(685e) Dispersion of Drug Particles and Emulsion Drops in Oleogels for Ophthalmic Drug Delivery

Macoon, R., University of Florida
Chauhan, A., Colorado School of Mines
Ophthalmic drugs are currently delivered to the back of the eye for treating retinal diseases via injections through the eyeball. The blood-retina barrier and clearance mechanisms which eliminate drug from tears and ocular tissue make systemic or topical delivery techniques ineffective. Consequently, intravitreal injections into the eye are the only viable option even though repeated monthly injections increase risk for infections and retinal detachment. A reduction in the frequency of injections through extended release drugs could have significant benefits. We have developed a novel approach to inject a device into the eye through an intravitreal injection similar to what is currently used. The device is designed to release drugs for an extended period of time lasting about six months, which would significantly reduce the frequency of injections from monthly to bi-annually reducing the potential for retinal damage as well as costs significantly.

Our device comprises of an oleogel formulation loaded with drugs above the solubility limit resulting in a dispersion of the drug particles in the gelled oil. As an example, a steroid dexamethasone is loaded at various concentrations ranging from the solubility limit of 4% to 40% (w/w). We specifically focus on soybean oil gelled via a number of different gelators including ethyl cellulose, lechtin, and phytosterols at about 10% (w/w) loading. The gelled oleogel retains its shape after it is expunged from the .413mm diameter syringe into a buffer for in vitro studies or into the vitreous humor in preliminary ex vivo studies. The release from the oleogels follows the Higuchi’s model for release from an ointment containing dispersed particulate drugs. Specifically, the soluble drug diffuses out into the surrounding liquid (buffer or vitreous humor) resulting in dissolution of the particles. The boundary layer near the surface from which the particles are dissolved grows inwards towards the center of the device with time. The dissolution of the particles however leaves voids in the oleogels that force the drug to diffuse out in a tortuous path resulting in a decrease in diffusivity with increasing particle loading. Growth of the boundary layer in which particles are replaced with voids are followed via imaging to determine the dynamics for comparison with model. The model incorporating the diffusion and dissolution after accounting for the tortuosity fits the data well for in vitro release of dexamethasone from the cylindrical oleogel. The release duration from the device depends on the particle loading reaching about six months for 40% loading of dexamethasone. Effect of gelator concentration and loading is also explored on the drug release dynamics and oleogel rheology. An alternative approach is developed for the hydrophilic drugs by dissolving the drugs in water-in-oil emulsions, followed by gelling the oil phase. The low solubility of the hydrophilic drugs in the oil phase results in a long release duration of a few months, though the total amount of drug loading is limited to about 1% w/w. This approach allows dual delivery of multiple hydrophobic drugs or combination of hydrophobic and hydrophilic drugs. The pressure required to inject the formulation into the eyes is high due to the high viscosity and so a spring loaded autoinjector is developed via 3D printing to precisely inject the oleogel formulations into the eyes.

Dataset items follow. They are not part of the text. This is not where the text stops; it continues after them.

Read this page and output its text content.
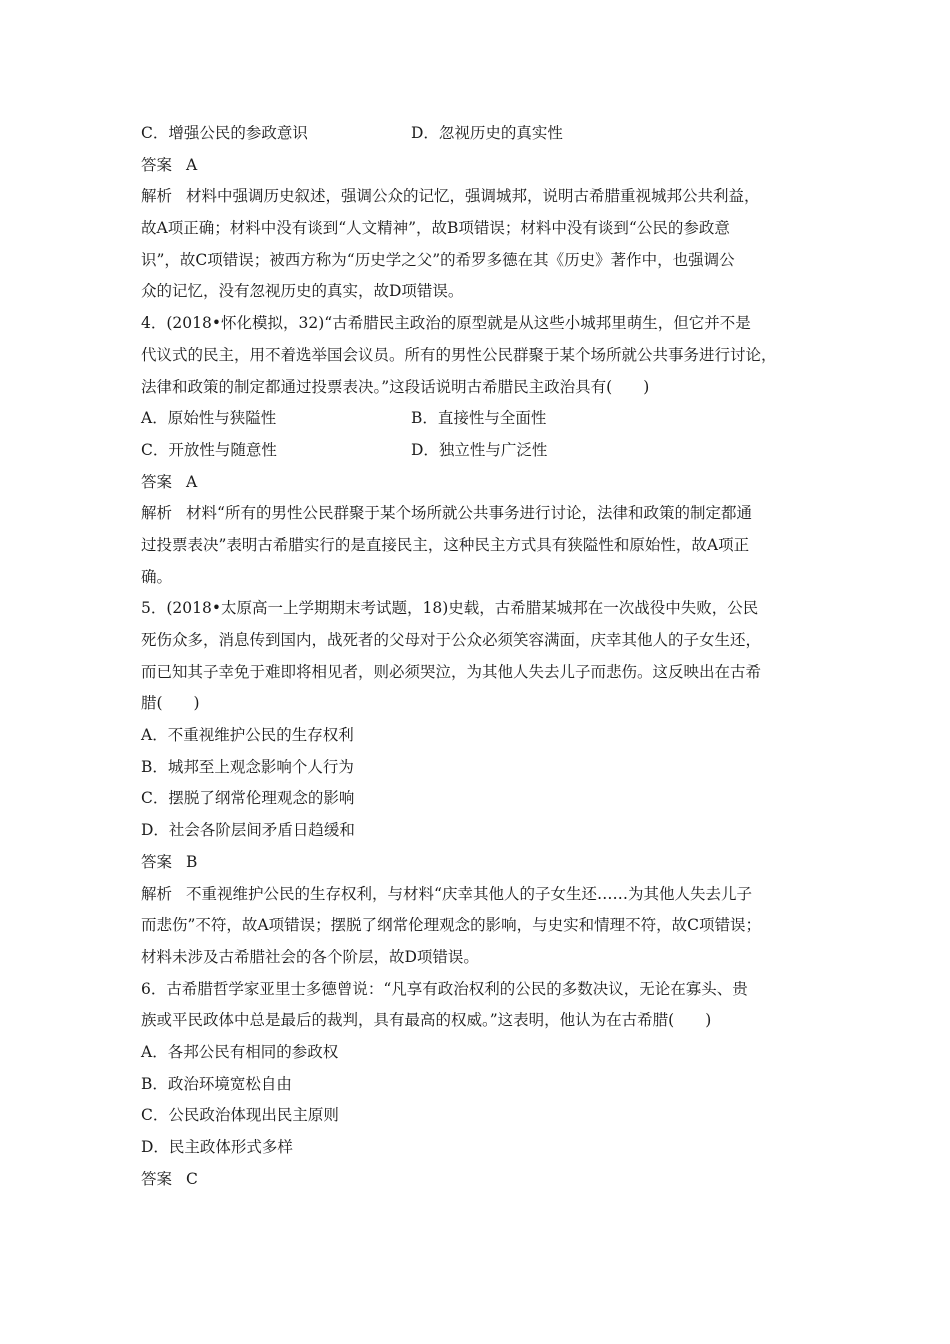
C．增强公民的参政意识	D．忽视历史的真实性
答案 A
解析 材料中强调历史叙述，强调公众的记忆，强调城邦，说明古希腊重视城邦公共利益，
故A项正确；材料中没有谈到“人文精神”，故B项错误；材料中没有谈到“公民的参政意
识”，故C项错误；被西方称为“历史学之父”的希罗多德在其《历史》著作中，也强调公
众的记忆，没有忽视历史的真实，故D项错误。
4．(2018•怀化模拟，32)“古希腊民主政治的原型就是从这些小城邦里萌生，但它并不是
代议式的民主，用不着选举国会议员。所有的男性公民群聚于某个场所就公共事务进行讨论，
法律和政策的制定都通过投票表决。”这段话说明古希腊民主政治具有(　　)
A．原始性与狭隘性	B．直接性与全面性
C．开放性与随意性	D．独立性与广泛性
答案 A
解析 材料“所有的男性公民群聚于某个场所就公共事务进行讨论，法律和政策的制定都通
过投票表决”表明古希腊实行的是直接民主，这种民主方式具有狭隘性和原始性，故A项正
确。
5．(2018•太原高一上学期期末考试题，18)史载，古希腊某城邦在一次战役中失败，公民
死伤众多，消息传到国内，战死者的父母对于公众必须笑容满面，庆幸其他人的子女生还，
而已知其子幸免于难即将相见者，则必须哭泣，为其他人失去儿子而悲伤。这反映出在古希
腊(　　)
A．不重视维护公民的生存权利
B．城邦至上观念影响个人行为
C．摆脱了纲常伦理观念的影响
D．社会各阶层间矛盾日趋缓和
答案 B
解析 不重视维护公民的生存权利，与材料“庆幸其他人的子女生还……为其他人失去儿子
而悲伤”不符，故A项错误；摆脱了纲常伦理观念的影响，与史实和情理不符，故C项错误；
材料未涉及古希腊社会的各个阶层，故D项错误。
6．古希腊哲学家亚里士多德曾说：“凡享有政治权利的公民的多数决议，无论在寡头、贵
族或平民政体中总是最后的裁判，具有最高的权威。”这表明，他认为在古希腊(　　)
A．各邦公民有相同的参政权
B．政治环境宽松自由
C．公民政治体现出民主原则
D．民主政体形式多样
答案 C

The proposed approach of creating oleogel formulations to inject devices into the vitreous is a simple and scalable approach to inject a device into the eye that can release both hydrophobic and hydrophilic drugs for about 6-months resulting in significant reduction in the frequency of the intravitreal injections. While in vitro and preliminary ex vivo results in cadaver eyes are promising, in vivo animal studies are necessary to establish safety and efficacy of this approach.